Ce regard peut paraître dur et subjectif, mais c'est ce que j'ai vécu.
Les Mexicains que j'ai rencontrés, sont très “américanisés” dans leurs fonctionnements.
Les USA sont très proches géographiquement, et, même s'ils critiquent beaucoup les Américains, ils rêvent de vivre comme eux.
Pour gagner de quoi nourrir leur famille, un certain nombre de mexicains vont travailler, ou plutôt se vendent comme main d'œuvre bon marché, plusieurs mois dans des grandes plantations des USA. Au retour, souvent ils construisent des maisons sur les critères américains quand aux matériaux, aux modèles architecturaux, aux dimensions très différentes des modèles ancestraux mexicains. De ce fait ils deviennent totalement inadaptés à leur environnement.
Les maisons ancestrales étaient construites selon des critères correspondants au climat, elles étaient petites, certes, mais parfaitement adaptées. Du coup, et c'est bien fait, ils gèlent en hiver et crèvent de chaleur en été ! Mais ils ont une maison qui se remarque ! Dommage pour les familles... dommage aussi pour l'environnement. S'ils s'étaient contenté d'améliorer les maisons existantes pour les rendre plus agréables à vivre, cela aurait été beaucoup plus malin.

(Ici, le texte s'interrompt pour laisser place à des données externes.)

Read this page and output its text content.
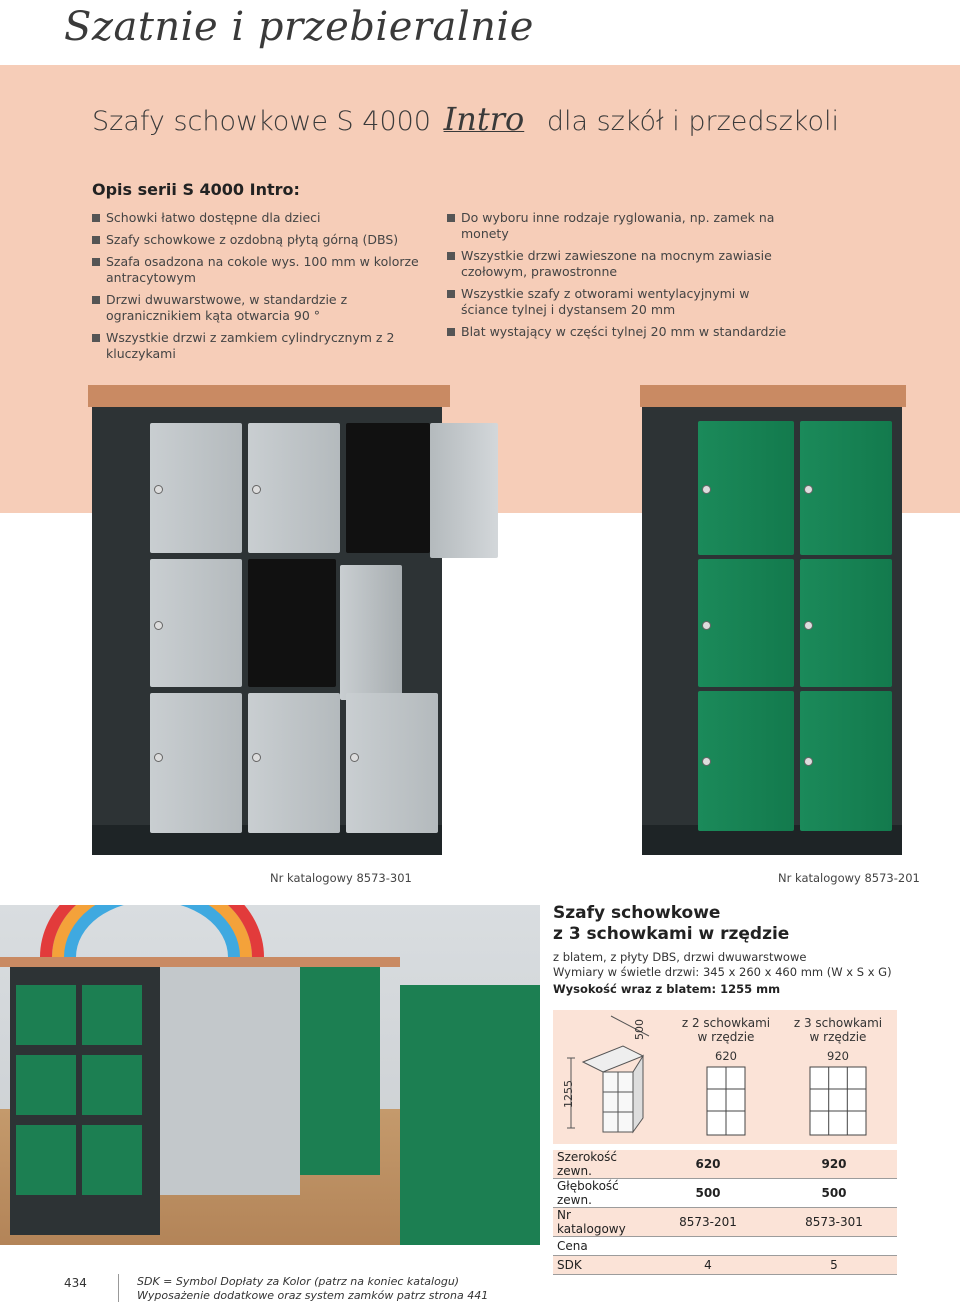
Szatnie i przebieralnie
Szafy schowkowe S 4000 Intro dla szkół i przedszkoli
Opis serii S 4000 Intro:
Schowki łatwo dostępne dla dzieci
Szafy schowkowe z ozdobną płytą górną (DBS)
Szafa osadzona na cokole wys. 100 mm w kolorze antracytowym
Drzwi dwuwarstwowe, w standardzie z ogranicznikiem kąta otwarcia 90 °
Wszystkie drzwi z zamkiem cylindrycznym z 2 kluczykami
Do wyboru inne rodzaje ryglowania, np. zamek na monety
Wszystkie drzwi zawieszone na mocnym zawiasie czołowym, prawostronne
Wszystkie szafy z otworami wentylacyjnymi w ściance tylnej i dystansem 20 mm
Blat wystający w części tylnej 20 mm w standardzie
Nr katalogowy 8573-301	Nr katalogowy 8573-201
Szafy schowkowe
z 3 schowkami w rzędzie
z blatem, z płyty DBS, drzwi dwuwarstwowe
Wymiary w świetle drzwi: 345 x 260 x 460 mm (W x S x G)
Wysokość wraz z blatem: 1255 mm
500
1255
z 2 schowkami
w rzędzie
620
z 3 schowkami
w rzędzie
920
Szerokość zewn.	620	920
Głębokość zewn.	500	500
Nr katalogowy	8573-201	8573-301
Cena		
SDK	4	5
434	SDK = Symbol Dopłaty za Kolor (patrz na koniec katalogu)
Wyposażenie dodatkowe oraz system zamków patrz strona 441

Ils sirotent à longueur de journée des “fanta”, des “coca-cola”, des glaces, sur le modèle américain. Dans les régions traversées j'ai constaté qu'ils mangent, ou plutôt grignotent toute la journée. Les employés du bâtiment ne mangent pratiquement pas, mais boivent toute la journée des sodas. Ce n'est pas cher, éventuellement dopant avec la caféine du coca et le sucre omniprésent dans toutes ces boissons. L'alimentation est totalement déséquilibrée, d'où une propension à l'obésité impressionnante dès le plus jeune âge au Mexique comme aux USA.

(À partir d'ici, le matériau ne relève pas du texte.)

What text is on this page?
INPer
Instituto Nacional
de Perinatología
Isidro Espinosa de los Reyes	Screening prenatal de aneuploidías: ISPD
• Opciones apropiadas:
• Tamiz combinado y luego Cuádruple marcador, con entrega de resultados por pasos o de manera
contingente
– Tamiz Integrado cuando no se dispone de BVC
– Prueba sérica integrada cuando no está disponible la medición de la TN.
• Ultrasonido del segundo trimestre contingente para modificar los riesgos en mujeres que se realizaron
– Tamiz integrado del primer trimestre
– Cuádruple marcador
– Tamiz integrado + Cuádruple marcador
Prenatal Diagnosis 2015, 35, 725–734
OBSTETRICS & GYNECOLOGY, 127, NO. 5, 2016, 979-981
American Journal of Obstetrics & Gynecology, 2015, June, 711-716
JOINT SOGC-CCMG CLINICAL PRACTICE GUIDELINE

Plusieurs fois nous avons été confrontés dans une auberge, un petit hôtel, à l'inertie ou la nonchalance plus que caractérisée. Personne ne bouge, les préposés sont devant l'ordinateur ou la télévision. Quand vous avez réussi à obtenir la clé de la chambre que vous aviez réservée - et là vous avez beaucoup de chance, c'est extrêmement rare d'obtenir exactement ce que vous aviez réservé !! - personne ne bouge pour vous donner un coup de main, il vous regardent grimper vos bagages tranquillement. Je ne parle pas de petits hôtels miteux mais d'hôtels établis à 2 ou 3 étoiles dans les guides touristiques. Donc ceux qui se situent au milieu. Nous nous sommes d'ailleurs demandé si les auberges ou petits hôtels n'auraient pas été plus sympathiques...

Beaucoup d'hôtels même récents n'ont pas d'ascenseurs, vu le nombre d'étages et de chambres, ce serait une bonne idée. La tuyauterie est souvent défectueuse, mal entretenue, mal réparée. Vous signalez le manque d'eau chaude, ils s'en fichent complètement, rien n'est modifié sur plusieurs jours. Nous sommes descendus dans des hôtels de moyenne catégorie, pas des auberges de jeunesse...

Je ne parle pas que de Mexico, mais aussi du Chiapas, du Yucatan, de la région de Taxco, d'Oaxaca, où j'ai malheureusement fait le même constat dans toutes ces régions.

Le seul endroit où les hôteliers ont été gentils, aimables, courtois et cherchaient vraiment à faire plaisir, c'est dans une toute petite station “Puerto Angel” sur la côte pacifique en dessous d'Oaxaca. Là, j'ai rencontré des Mexicains adorables. Ça faisait tout drôle. Cela existe heureusement. Cette petite station balnéaire est une oasis de gentillesse que nous avons beaucoup apprécié.

Mexique - Puerto Angel
La plage de Puerto Angel

Dans le métro à Mexico, ils sont complètement fous. Ils vous piétinent pour rentrer dans la rame ou en sortir. Ils vous bousculent, vous rentrent dedans dans les couloirs, s'ils trouvent que vous n'allez pas assez vite. Les mains baladeuses pour vous piquer le porte-monnaie sont nombreuses. On ne peut pas dire qu'on se sente vraiment en sécurité. Le métro parisien n'est pas agréable mais là c'est vraiment infernal.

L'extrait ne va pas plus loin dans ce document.